The National Science Foundation (NSF) will lead the 5G initiative, called Advanced Wireless Research, and the group will collaborate with 18 tech companies including AT&T, Verizon, Sprint, T-Mobile, Juniper Networks, Intel, Oracle, and Viavi.
Here are some examples of the contributions from the various tech companies: Juniper will provide software and design assistance with orchestration and authentication of Internet of Things (IoT) networks; AT&T will provide mobile connectivity in test cities; Verizon will contribute engineering and help with fixed and mobile deployments; Intel will donate server equipment as well as assist in millimeter-wave research; National Instruments will provide its software defined radio platform; Nokia, together with Nokia Bell Labs, will provide financial contributions and research collaborations; and Oracle will provide core network controls, analytics, and network orchestration.
About $85 million of that $400 million in funding will go toward a public-private wireless testing program that will allow academics, entrepreneurs, and others to develop and test advanced wireless technologies.
Of that $85 million, $50 million will go toward the designing and building of four city-scale testing platforms, and $5 million will go toward managing the design, development, deployment, and operations of these testing platforms. The cities selected for those testing platforms will be selected in a competition and will then have the chance to establish themselves as global destinations for wireless research and development.
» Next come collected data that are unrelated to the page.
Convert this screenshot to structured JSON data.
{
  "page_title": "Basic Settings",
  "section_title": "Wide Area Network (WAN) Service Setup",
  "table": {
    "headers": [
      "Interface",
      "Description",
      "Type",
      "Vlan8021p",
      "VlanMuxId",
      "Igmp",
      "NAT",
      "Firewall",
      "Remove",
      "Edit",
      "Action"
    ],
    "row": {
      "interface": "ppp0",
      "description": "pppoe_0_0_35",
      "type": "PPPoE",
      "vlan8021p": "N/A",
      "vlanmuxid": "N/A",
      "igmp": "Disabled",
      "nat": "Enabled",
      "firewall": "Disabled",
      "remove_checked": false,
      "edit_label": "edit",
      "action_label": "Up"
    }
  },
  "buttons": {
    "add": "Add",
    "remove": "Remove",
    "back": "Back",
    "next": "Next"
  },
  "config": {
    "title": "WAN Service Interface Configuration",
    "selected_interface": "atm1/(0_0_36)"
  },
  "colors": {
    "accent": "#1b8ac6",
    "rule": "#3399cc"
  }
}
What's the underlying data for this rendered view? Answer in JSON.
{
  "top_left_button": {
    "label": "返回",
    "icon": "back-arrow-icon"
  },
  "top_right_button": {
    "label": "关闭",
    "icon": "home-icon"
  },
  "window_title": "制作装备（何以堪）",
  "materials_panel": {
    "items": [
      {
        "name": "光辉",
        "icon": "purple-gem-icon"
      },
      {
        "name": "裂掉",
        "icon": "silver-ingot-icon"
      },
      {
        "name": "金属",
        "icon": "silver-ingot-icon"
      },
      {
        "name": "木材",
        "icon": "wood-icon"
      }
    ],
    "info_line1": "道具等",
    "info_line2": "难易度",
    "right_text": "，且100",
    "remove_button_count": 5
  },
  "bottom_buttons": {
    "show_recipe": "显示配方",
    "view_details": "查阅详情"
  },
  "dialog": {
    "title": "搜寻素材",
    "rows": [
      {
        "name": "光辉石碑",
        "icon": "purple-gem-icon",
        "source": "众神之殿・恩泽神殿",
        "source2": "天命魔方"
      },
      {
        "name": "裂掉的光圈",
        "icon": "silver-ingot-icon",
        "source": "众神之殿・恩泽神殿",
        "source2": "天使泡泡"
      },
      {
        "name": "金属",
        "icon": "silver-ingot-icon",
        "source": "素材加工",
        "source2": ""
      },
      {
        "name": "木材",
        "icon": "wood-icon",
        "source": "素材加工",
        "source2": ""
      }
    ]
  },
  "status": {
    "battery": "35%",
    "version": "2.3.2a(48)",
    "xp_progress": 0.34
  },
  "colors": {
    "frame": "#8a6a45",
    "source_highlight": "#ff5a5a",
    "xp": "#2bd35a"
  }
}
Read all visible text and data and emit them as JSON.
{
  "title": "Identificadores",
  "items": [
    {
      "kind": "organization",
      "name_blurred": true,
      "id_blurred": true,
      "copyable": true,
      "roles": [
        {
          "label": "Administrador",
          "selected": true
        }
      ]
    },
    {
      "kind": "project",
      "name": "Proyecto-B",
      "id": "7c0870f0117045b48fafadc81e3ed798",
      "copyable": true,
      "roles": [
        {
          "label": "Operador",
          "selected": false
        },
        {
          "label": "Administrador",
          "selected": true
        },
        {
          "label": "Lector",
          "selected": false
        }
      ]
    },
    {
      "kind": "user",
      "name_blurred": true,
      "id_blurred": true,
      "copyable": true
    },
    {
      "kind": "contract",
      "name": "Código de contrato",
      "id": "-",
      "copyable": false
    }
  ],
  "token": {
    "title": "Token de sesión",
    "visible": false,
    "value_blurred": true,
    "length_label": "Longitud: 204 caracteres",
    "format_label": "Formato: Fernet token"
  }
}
The testing platforms will use software-defined radio antennas that will mimic the cellular network and will allow researchers to refine their software algorithms in real-world settings.
NSF also plans to invest an additional $350 million over the next seven years toward academic research that will use these testing platforms.
The group will also launch two contests. The first will focus on providing large-scale wireless connectivity to restore critical communications after a disaster. The second will focus on low-cost broadband connectivity in urban areas using fiber optics in overhead light poles.